The House of Yes is the inaugural production from Fall Guy Theatre (formerly known as WillieWorks). Fall Guy brings MacCleod's script to gleefully macabre life in a 90-minute, intermission-less show that careens along as breathlessly as the film, while highlighting the script's more disturbing elements in the way only live theater can.

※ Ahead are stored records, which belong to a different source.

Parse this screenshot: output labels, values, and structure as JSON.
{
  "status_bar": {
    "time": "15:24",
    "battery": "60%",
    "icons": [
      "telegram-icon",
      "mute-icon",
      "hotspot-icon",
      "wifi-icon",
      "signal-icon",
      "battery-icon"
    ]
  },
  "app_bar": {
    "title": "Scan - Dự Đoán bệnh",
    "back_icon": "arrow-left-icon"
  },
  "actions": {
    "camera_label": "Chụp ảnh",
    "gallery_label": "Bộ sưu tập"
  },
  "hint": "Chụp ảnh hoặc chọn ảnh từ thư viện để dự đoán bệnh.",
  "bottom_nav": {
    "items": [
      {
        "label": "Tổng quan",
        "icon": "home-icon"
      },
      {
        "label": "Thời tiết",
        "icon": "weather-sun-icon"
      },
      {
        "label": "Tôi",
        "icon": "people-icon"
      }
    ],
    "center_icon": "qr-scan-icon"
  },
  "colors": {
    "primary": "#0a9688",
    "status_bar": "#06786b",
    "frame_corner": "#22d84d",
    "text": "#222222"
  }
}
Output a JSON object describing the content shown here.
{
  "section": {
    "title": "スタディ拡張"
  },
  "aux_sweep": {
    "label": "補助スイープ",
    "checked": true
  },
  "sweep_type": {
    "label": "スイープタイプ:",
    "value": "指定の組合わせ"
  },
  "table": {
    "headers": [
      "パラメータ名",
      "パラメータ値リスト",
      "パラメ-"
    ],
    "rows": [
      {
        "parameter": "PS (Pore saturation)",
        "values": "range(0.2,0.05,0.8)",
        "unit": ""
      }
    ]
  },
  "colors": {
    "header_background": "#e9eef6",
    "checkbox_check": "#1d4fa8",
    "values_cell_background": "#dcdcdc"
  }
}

Marty (Joe Bolenbaugh) and Jackie-O (played by Cecily Overman, and so named for her penchant for dressing up as the famous first lady) are twins who have been close from day one, and lovers from, oh, sometime in their teens. When the show opens, Marty has just returned home from a stint in New York, and he's accompanied by Lesly (Julie Jeske), his refreshingly normal fiancée, who is promptly drawn into the sordid world of this profoundly dysfunctional family, thanks to the advances of deceptively naïve younger brother Anthony (Arthur Delaney). Suzanne Owens-Duval, meanwhile, is perfectly unflappable as the wine-swilling matriarch who spawned this motley brood.

Cecily Overman has the unenviable task of playing a role made famous by Parker Posey, and for the most part she pulls it off, with a Jackie-O who is cutting and hilarious and utterly unhinged. One does, though, wish for more restraint at times, as Overman renders Jackie-O's increasing craziness by amping up the volume to a histrionic pitch that is far less compelling than the deadpan remove with which she delivers most of Jackie's brutal one-liners. Joe Bolenbaugh, meanwhile, is particularly good as Marty, torn between a desire for normalcy and a desire to bone his sister.

There are a few hitches here, but for the most part this fast-paced, funny, and fucked-up show is pretty much a guaranteed crowd-pleaser, presuming the crowd can handle a little dysfunction and an incest joke or two.